In the 1960 Olympic swimming trials, in the 100-meter freestyle Hunter placed second, qualifying him for the team, and finishing just ahead of Jeff Farrell who had recently undergone an apendectomy and was recovering.

==1960 Rome Olympics==
Hunter swam in the men's 100-meter freestyle, at the 1960 Rome Olympics, where he advanced to the finals, and finished fourth overall with a time of 55.6 seconds, only .2 seconds away from the bronze medal. Hunter was managed at the Olympics by Michigan Coach, and Hall of Fame inductee Gus Stager. John Devitt of Australia won the gold with a time of 55.2, Lance Larson of the U.S. won the silver with a time of 55.1, and Manuel dos Santos of Brazil won the bronze with a time of 55.4. A discrepancy for the order of finish for Larson and Devitt was resolved by going with the electronic timers, despite the U.S. lodging an unsuccessful protest.

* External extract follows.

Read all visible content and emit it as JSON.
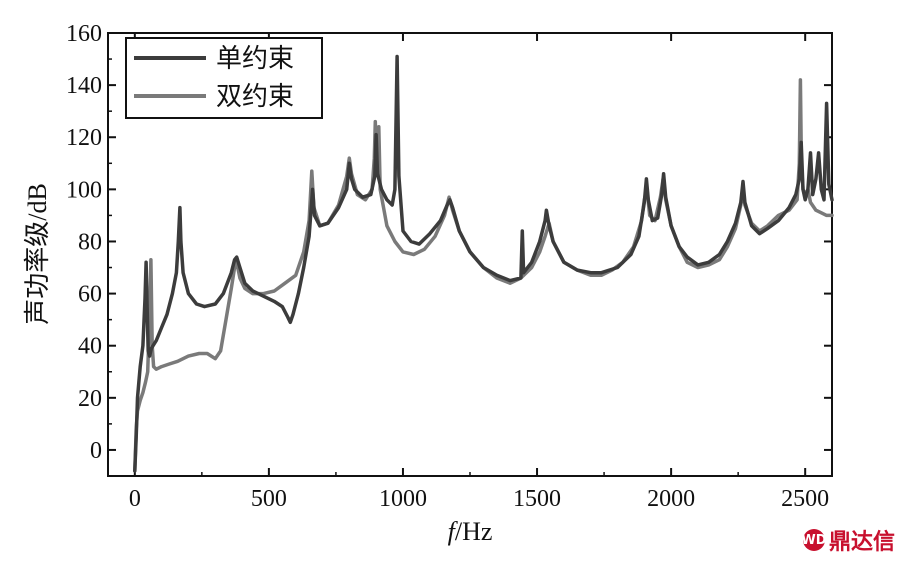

After his elite swimming career, Hunter remained active in the swimming community and trained and competed with the New England Masters Swim Club Chapter of United States Masters Swimming, where he had top 10 finishes in over 30 events, competing most regularly between 1973-1996. He also coached a few Masters programs in his spare time. As recreational pursuits, he enjoyed skiing, sky diving, and was a skilled golfer.

===Honors===
In 1986 Hunter became a member of the Hall of Fame for the Varsity Club at Harvard. He was a recipient of the American Spirit of Honor medal while serving in the U.S. Navy. He had the honor of serving as a President of the US Olympians's New England Chapter.

===Careers===
From 1975-2003, Hunter worked for firms that included State Street Bank, the tech firm Raytheon, and Fidelity Investments.

Hunter died at age 79 on July 6, 2018 at his home in the suburb of Braintree in his native town of greater Boston, Massachusetts, survived by a daughter and siblings. Strokes had left him in declining health over the prior years, beginning with a severe stroke around 2015.